Further complicating matters is that transactions involving the US dollar, which transits US banks, would be prohibited under the US sanctions regime that will remain in place, even if conducted by a foreign company that is not explicitly barred by the US trade embargo.
"Obviously a lot of transactions touch the US banking system in some way," Patton said. "The US financial system block makes a lot of banks -- English banks, European banks -- still pretty wary. If they look into things carefully, they probably could still do business, but there's a risk you might inadvertently breach something and the US government has been tough on banks that have fallen afoul of sanctions."
In addition, the Iranian Revolutionary Guard Corps, the IRGC Quds Force and key Iranian defense organizations will still be listed under US sanctions, and given how much of the Iranian economy their subsidiaries are involved in, companies will have to take care not to get entangled in the US sanctions regime.
In all, more than 200 Iran-linked firms and individuals will still be subject to US sanctions, according to US officials.
Obama administration officials have acknowledged the confusion surrounding Implementation Day and have warned companies to tread carefully.
Adam Szubin, the US Treasury's top sanctions official, has said that the administration would in the coming weeks issue guidance documents that would help provide clarity to companies wishing to invest in Iran.

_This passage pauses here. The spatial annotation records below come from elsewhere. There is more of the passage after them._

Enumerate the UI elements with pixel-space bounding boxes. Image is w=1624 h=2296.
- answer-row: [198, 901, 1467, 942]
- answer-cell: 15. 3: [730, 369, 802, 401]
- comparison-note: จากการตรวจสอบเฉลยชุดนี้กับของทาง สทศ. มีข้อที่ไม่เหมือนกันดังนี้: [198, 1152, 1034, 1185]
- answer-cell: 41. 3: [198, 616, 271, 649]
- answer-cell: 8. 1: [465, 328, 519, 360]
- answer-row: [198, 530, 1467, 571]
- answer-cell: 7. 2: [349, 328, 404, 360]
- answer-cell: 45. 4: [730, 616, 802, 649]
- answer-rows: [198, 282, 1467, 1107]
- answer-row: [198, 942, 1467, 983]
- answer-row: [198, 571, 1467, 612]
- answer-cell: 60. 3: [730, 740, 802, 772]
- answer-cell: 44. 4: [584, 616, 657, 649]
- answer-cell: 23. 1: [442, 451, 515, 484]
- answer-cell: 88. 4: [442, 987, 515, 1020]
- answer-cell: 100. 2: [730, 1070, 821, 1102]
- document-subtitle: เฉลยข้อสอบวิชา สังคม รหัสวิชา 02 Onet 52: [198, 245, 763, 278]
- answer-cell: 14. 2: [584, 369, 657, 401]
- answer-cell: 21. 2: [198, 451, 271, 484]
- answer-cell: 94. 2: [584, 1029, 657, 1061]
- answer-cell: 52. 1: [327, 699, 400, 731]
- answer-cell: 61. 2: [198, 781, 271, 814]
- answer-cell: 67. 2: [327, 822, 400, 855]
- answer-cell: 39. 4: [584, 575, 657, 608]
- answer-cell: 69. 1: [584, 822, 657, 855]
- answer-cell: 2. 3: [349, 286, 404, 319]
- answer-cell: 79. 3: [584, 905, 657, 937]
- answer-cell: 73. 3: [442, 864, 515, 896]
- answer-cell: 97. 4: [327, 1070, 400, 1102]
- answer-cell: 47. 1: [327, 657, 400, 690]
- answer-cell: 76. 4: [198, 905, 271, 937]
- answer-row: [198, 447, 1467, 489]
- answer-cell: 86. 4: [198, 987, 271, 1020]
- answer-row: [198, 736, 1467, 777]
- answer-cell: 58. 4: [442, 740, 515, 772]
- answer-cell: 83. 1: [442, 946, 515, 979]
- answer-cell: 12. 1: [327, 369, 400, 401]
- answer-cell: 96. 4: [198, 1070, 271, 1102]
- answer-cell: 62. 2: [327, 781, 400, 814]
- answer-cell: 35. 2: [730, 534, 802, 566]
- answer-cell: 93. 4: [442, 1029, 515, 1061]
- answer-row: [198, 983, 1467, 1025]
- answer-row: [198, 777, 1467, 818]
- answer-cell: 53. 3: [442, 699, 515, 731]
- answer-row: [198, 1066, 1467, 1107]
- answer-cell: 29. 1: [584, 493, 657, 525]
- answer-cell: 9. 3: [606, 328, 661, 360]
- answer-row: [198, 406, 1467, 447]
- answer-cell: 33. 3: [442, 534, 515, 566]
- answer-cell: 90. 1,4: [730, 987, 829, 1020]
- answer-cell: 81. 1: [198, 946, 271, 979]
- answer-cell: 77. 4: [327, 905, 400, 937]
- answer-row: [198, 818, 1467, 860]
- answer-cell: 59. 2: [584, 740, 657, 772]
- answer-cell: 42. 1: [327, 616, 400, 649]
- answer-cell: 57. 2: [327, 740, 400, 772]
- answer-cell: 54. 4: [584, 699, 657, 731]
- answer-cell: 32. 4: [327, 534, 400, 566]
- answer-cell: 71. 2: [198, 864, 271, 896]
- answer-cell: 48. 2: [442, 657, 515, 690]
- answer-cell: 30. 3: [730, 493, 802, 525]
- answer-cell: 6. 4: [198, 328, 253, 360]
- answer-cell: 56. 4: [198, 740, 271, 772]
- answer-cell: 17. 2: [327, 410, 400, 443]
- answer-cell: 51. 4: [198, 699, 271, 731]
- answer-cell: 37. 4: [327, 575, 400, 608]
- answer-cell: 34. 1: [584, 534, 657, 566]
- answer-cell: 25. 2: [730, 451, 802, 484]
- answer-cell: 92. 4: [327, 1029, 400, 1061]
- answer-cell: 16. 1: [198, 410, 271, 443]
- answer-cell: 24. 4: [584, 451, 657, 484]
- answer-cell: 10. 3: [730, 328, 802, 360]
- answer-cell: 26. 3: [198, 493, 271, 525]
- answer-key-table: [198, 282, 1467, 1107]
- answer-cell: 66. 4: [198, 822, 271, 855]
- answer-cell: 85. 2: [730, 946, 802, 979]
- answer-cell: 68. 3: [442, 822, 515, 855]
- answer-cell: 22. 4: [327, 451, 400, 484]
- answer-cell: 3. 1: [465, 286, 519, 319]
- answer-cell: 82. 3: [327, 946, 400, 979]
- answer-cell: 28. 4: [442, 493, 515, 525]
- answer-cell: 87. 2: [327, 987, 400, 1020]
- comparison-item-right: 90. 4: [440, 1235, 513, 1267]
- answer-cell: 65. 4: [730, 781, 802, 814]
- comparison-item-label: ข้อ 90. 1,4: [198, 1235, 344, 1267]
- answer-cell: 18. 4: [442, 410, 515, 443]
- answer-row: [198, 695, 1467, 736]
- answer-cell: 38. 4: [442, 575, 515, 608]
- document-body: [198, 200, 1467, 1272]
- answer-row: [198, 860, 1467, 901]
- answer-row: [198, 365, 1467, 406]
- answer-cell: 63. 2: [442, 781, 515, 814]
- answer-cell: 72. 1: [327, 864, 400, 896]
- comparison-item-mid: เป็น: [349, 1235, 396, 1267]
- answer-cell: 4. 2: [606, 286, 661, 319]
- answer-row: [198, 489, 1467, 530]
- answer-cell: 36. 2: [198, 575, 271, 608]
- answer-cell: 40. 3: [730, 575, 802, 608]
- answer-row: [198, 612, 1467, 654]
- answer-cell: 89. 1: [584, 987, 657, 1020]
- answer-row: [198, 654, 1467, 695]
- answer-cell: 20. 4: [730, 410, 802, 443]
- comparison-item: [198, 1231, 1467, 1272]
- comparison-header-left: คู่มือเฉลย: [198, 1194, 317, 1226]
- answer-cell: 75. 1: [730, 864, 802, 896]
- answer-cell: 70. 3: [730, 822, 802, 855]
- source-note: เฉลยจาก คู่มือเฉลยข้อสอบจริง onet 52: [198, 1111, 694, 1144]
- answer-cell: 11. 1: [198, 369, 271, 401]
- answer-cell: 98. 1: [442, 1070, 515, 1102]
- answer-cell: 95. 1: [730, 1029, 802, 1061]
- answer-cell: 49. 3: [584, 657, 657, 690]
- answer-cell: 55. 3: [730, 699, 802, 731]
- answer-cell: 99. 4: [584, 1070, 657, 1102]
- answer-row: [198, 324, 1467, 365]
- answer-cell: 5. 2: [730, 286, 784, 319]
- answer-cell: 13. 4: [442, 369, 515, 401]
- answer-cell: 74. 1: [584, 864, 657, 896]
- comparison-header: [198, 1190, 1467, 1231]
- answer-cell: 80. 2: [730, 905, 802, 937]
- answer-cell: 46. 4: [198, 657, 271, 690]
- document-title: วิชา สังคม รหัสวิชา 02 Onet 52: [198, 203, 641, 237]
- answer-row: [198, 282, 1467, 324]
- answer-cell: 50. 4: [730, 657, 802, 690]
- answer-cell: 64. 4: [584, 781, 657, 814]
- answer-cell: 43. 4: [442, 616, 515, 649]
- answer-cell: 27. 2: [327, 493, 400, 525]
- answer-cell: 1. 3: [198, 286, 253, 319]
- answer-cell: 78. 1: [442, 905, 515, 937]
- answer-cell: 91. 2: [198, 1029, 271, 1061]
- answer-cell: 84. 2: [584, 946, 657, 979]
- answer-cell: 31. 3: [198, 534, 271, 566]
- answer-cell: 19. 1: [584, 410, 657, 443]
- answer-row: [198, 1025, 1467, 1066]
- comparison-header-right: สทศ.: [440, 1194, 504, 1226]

In the meantime, he said his department, Treasury's Office of Foreign Assets Control, is available to clarify any questions.
"The US will not stand in the way of business activities in Iran that are consistent with the JCPOA," Szubin said at a recent Atlantic Council forum in Washington. "It does mean, though, that companies going into Iran need to take care. They need to conduct the due diligence necessary to ensure that their Iranian counterparts are not affiliated with designated individuals or organizations."
'TESTING THE WATERS'
With Iranian officials saying the country would be able to complete all the key steps that would pave the way to Implementation Day by late January, sanctions experts and consultants say additional guidance from Treasury is sorely needed.
Miremadi said one particular area Treasury needs to clarify is how foreign subsidiaries of US companies will be allowed to engage in certain activities in Iran. Specifically, the JCPOA includes a provision that states OFAC will authorize foreign entities owned or controlled by US persons to engage in transactions with Iran.
But Miremadi said the scope of such authorizations has yet to be outlined by Treasury.
"OFAC has stated several times that guidance on this issue (and possibly the issuance of several general licenses) are forthcoming," he said. "Without any actual text to work with, US companies are confused about the level of engagement their foreign subsidiaries, partners, or affiliates will be able to have with Iran and whether their US person-employees will be allowed to take part in such transactions with Iran."
Given the confusion, as well as the reputational risk associated with doing business in Iran, he said many potential players may choose not to engage with Iran until many of the regulatory issues involving sanctions are addressed.
Other experts agree. Elizabeth Rosenberg, director of the energy, economics and security program at the Center for a New American Security, said US officials are under tremendous domestic pressure not to appear soft on Iran.
Many members of Congress have been critical of the nuclear deal, saying it fails to completely denuclearize Iran, and Republican presidential candidates have threatened to undo the deal if they win the White House in the November presidential election.
Because of this, Rosenberg said she expects companies to be cautious about entering Iran and that there will be a period of "testing the waters" to see how US officials respond.
"Because of the careful political balancing that the US political and regulatory officials will have to do, they will be in a position to try and lean hard into enforcement actions into Iran and companies pursuing new business opportunities in Iran," she said at the Atlantic Council event. "It will be difficult for companies."